Running at NERSC (cori phase II):
Memory: the total memory per core is relatively small, leaving us two options, a) use more cores to get more memory, which is inefficient, or b) learn how to use cori more intelligently. phoSim uses ~2.4Gb memory per chip eimage simulation, while each node has only 96Gb DRAM (DDR4) and 16GB high band-width MCDRAM, shared between 68 compute cores (each with 4 potential threads), leading to 1.4Gb DRAM per core (although the HBM can be used in “flat” mode where it’s simply added to the DRAM - giving an effective 1.6GB/core).

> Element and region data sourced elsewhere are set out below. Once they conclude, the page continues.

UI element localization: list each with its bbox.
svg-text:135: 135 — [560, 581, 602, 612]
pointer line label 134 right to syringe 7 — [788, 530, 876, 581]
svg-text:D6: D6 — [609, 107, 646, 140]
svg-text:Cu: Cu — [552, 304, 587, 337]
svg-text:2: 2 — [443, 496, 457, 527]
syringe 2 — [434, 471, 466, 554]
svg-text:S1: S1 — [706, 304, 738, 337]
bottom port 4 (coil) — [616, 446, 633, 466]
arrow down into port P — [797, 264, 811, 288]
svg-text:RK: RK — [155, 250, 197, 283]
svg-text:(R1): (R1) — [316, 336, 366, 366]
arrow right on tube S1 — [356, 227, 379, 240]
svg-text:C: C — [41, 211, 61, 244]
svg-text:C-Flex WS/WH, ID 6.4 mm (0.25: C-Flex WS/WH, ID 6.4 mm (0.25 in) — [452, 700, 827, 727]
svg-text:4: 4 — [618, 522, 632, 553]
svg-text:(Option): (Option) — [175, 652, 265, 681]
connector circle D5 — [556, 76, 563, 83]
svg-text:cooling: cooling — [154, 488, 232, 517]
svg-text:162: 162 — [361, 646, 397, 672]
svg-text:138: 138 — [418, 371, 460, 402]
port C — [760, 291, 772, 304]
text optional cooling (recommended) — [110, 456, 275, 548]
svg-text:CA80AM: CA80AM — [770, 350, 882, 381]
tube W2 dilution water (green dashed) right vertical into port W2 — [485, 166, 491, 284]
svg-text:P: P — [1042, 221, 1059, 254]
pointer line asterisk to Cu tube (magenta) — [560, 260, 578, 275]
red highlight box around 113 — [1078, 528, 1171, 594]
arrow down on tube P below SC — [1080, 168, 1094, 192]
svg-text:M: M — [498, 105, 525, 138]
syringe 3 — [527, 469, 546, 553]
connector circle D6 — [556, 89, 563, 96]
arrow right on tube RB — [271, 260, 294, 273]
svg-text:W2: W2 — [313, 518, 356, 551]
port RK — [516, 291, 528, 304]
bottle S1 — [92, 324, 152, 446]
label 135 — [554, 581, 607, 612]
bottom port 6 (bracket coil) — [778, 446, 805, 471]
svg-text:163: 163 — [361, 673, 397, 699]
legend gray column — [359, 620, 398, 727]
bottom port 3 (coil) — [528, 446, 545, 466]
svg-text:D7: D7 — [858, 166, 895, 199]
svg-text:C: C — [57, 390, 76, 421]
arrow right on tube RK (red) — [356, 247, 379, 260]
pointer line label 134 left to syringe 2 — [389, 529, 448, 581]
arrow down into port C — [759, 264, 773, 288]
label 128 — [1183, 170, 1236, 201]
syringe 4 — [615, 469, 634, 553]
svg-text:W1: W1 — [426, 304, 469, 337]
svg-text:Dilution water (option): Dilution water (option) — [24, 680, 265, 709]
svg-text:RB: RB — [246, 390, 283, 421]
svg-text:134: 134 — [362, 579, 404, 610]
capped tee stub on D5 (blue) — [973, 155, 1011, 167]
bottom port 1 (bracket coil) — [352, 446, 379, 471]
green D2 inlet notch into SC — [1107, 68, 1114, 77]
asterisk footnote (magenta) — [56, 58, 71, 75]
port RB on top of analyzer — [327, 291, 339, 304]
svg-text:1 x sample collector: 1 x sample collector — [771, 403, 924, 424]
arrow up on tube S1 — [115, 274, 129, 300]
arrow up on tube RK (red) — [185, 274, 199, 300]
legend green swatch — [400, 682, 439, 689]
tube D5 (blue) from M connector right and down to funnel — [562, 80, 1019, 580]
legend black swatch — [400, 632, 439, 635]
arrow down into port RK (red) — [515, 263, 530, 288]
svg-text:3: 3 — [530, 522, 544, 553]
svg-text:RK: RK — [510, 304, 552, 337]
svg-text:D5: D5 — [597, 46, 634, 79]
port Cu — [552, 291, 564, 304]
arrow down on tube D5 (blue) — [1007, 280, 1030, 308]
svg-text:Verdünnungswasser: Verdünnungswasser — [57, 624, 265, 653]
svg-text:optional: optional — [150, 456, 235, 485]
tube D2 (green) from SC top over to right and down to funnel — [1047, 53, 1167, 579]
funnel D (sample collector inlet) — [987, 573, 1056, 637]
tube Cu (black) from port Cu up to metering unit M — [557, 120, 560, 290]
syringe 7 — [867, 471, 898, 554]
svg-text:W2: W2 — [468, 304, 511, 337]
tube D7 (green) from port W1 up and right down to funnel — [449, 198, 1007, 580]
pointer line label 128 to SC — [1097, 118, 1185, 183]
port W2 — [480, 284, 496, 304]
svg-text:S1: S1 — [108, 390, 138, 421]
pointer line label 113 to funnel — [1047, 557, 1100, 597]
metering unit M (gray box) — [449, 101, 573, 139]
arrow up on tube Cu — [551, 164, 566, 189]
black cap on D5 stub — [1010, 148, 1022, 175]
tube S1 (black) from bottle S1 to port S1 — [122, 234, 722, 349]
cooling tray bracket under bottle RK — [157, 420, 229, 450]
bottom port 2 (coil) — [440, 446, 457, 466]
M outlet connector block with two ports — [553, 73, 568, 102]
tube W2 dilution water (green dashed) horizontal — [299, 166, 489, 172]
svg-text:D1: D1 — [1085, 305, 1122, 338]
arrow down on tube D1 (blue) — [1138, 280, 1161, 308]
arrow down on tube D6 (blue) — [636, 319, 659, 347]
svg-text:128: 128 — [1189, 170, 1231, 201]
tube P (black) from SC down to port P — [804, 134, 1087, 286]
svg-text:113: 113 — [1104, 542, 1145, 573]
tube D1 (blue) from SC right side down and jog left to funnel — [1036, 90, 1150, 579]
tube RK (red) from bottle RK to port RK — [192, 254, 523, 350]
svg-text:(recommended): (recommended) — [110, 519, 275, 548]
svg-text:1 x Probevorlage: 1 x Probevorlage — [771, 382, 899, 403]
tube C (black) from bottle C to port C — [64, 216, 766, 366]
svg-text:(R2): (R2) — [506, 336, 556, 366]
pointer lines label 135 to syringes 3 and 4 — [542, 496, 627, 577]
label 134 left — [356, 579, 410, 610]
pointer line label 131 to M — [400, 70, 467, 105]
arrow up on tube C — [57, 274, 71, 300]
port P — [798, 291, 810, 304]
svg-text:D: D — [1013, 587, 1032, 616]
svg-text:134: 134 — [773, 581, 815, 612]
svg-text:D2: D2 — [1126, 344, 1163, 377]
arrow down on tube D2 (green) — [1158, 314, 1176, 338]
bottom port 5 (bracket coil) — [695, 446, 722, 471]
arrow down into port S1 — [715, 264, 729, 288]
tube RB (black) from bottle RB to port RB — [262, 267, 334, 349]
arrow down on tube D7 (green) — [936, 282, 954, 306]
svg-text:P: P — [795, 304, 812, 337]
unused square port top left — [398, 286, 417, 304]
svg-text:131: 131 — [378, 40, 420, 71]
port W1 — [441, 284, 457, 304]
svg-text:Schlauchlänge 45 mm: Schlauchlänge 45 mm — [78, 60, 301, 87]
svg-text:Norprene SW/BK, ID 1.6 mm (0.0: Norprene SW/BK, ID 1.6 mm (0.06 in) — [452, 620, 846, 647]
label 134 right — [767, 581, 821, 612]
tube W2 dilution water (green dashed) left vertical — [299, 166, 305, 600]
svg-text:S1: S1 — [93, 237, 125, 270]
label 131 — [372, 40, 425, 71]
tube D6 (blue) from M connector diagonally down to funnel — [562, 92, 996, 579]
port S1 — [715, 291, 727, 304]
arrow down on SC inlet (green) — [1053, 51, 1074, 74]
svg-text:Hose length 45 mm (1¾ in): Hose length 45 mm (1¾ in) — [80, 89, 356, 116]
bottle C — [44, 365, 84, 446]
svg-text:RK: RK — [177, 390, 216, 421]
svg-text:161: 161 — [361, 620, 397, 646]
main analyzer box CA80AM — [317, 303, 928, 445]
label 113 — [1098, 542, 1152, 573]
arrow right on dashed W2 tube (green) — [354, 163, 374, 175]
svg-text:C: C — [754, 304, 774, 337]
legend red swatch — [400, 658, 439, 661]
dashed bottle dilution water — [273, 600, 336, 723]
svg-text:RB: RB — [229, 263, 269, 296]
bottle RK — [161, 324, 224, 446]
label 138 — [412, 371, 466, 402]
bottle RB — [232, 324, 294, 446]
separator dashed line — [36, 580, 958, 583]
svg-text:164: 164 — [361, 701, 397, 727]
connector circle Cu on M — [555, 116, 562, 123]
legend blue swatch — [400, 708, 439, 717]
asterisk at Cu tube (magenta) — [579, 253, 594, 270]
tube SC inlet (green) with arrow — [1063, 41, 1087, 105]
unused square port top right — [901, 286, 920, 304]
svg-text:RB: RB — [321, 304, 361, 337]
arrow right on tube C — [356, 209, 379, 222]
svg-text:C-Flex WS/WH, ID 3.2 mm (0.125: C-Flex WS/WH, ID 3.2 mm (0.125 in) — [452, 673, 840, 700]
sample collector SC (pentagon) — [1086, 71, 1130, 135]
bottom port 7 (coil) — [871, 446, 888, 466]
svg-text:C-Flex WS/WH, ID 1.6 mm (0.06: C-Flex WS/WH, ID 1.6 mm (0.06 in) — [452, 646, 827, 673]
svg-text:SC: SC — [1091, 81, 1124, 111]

Multi-threading: coming soon, in phoSim 3.6! Design is to divide the input catalog (sources) by the number of available threads (N). One set of N sources is then dispatched to the available threads. phoSim waits until all threads are finished then dispatches the next set of N sources, and so on. The memory will be shared between the threads so the memory footprint increases only minimally with each additional thread. This sounds promising.

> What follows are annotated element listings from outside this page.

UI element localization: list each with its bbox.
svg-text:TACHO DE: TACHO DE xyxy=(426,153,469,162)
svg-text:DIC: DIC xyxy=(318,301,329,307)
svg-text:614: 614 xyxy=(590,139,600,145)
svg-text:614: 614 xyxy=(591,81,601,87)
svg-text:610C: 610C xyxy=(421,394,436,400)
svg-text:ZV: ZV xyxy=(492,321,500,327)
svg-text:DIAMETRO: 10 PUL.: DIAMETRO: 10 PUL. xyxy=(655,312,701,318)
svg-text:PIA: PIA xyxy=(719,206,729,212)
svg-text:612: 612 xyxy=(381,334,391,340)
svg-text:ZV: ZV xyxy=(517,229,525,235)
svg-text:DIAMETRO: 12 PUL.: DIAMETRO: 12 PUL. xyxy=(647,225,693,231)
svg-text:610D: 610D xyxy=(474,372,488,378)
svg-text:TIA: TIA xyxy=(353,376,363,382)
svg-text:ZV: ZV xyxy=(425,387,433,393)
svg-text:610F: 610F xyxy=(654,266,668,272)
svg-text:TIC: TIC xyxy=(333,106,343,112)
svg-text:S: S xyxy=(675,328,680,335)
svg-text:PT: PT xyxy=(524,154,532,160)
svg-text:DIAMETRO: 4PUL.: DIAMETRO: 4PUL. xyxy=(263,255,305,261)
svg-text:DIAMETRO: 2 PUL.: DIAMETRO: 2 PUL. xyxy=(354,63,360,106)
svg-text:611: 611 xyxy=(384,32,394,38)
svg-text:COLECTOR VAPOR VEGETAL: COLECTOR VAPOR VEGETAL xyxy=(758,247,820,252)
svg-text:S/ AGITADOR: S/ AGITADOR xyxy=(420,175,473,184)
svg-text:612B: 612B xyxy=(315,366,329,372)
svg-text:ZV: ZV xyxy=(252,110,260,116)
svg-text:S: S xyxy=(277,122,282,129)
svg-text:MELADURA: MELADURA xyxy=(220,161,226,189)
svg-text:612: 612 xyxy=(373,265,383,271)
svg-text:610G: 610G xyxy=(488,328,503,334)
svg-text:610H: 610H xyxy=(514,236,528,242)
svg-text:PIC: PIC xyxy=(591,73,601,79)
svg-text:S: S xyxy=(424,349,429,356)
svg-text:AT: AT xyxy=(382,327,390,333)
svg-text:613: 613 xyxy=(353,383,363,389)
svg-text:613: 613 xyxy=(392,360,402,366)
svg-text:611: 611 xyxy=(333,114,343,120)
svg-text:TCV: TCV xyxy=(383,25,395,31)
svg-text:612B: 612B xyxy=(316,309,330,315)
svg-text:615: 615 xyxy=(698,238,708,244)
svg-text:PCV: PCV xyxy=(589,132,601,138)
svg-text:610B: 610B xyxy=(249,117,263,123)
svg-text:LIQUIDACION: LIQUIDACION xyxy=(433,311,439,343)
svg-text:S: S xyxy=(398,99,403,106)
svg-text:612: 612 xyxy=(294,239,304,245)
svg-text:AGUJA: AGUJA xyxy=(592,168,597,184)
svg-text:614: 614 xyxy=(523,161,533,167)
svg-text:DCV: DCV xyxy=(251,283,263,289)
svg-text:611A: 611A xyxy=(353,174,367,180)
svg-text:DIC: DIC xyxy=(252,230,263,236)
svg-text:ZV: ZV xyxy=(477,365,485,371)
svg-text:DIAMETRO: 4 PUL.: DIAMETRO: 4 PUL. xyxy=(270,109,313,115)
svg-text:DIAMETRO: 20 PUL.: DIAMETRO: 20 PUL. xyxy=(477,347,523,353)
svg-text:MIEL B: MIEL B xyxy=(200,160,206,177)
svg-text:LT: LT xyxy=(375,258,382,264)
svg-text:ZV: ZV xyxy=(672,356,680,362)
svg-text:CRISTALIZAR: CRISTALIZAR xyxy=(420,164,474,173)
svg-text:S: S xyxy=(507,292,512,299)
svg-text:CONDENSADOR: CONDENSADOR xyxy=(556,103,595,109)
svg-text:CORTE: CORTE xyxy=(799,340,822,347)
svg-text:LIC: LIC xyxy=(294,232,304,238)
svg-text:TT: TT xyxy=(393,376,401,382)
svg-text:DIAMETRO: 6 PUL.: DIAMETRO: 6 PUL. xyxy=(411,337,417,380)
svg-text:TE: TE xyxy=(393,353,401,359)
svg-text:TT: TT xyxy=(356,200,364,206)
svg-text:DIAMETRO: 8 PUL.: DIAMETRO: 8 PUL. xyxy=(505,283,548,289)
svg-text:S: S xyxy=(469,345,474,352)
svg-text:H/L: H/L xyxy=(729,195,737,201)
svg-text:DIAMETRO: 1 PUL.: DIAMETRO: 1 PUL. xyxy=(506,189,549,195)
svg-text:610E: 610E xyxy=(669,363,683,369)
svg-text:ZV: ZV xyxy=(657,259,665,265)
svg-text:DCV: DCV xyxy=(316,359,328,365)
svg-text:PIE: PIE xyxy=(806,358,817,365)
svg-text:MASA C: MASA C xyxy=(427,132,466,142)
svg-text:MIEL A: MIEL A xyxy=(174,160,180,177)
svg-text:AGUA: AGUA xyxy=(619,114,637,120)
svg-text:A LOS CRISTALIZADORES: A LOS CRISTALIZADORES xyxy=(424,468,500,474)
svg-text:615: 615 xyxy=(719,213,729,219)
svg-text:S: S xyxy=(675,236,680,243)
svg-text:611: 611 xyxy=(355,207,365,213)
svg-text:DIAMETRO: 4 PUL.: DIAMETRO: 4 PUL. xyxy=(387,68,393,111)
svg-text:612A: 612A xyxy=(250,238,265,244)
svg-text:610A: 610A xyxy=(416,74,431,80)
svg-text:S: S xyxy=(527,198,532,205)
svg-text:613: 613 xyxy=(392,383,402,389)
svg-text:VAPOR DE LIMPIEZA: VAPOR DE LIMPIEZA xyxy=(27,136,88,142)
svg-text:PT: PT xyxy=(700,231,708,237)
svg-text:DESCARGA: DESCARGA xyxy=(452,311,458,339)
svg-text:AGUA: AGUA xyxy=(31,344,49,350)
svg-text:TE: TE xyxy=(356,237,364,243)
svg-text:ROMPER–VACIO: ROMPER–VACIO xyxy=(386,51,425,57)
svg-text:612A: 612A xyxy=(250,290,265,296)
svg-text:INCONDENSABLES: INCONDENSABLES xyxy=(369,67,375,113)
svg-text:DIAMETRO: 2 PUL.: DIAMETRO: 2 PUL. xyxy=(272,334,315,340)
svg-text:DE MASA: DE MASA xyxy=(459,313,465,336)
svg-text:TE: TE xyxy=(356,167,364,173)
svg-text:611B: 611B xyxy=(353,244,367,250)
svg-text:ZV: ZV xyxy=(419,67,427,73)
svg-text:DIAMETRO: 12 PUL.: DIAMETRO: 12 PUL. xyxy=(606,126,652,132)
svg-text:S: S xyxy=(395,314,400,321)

The claim is that checkpointing will not be needed when phoSim is running multi-threaded - and it may also not be possible, given the design.
Concerns about repeatability: would multi-threaded results be deterministic? We need to check with John. Non-deterministic results could make debugging difficult.
Workflow engine support for checkpointing: some book-keeping will be needed to make checkpointing work. This not currently supported by the WE, but a kludgy work-around is being investigated (“retry” mechanism) - Tom is working with Brian on this.
The shared queue is still down, and being actively worked on by several NERSC engineers in collaboration with the Cray suppliers. This is currently preventing phoSim or DM operation on cori phase I. Edison remains available.
Phil reported on the difficulty of setting up an off-site retreat paid for with Task Force money - it’s much easier to define a workshop at SLAC or on Stanford campus, and have people stay nearby rather than in a remote location. While we could do that, there is also the possibility that we meet before and then at the CMU Hack Week instead. We’ll look at the November dates and see if there’s a good way of doing that.
A few of us will be going to Tucson, and we hope to meet up and working together.
Twinkles needs to be presentable in the Event Broker breakouts (Wednesday): if we work on emulating the Level 1 processing and analysis as part of Twinkles 2 next year, this could be a useful dataset for helping Event Broker development. We’ll find out more in Tucson, but we need the repo/website needs to be approachable with this in mind, so we can stand up and point people to it.
Meanwhile, there will be a competing breakout on GalSim development, which should be interesting for us.
Heather has put together a system for producing Twinkles Weeklies from our meeting notes, and then link them from the Twinkles web site at https://darkenergysciencecollaboration.github.io/Twinkles/
Heather is hoping to automate the weekly summary production process a bit further. In the meantime, our workflow consists of having someone (Phil) indicate that the minutes for that week are “ready”. Then someone (Heather) follows the steps outlined here.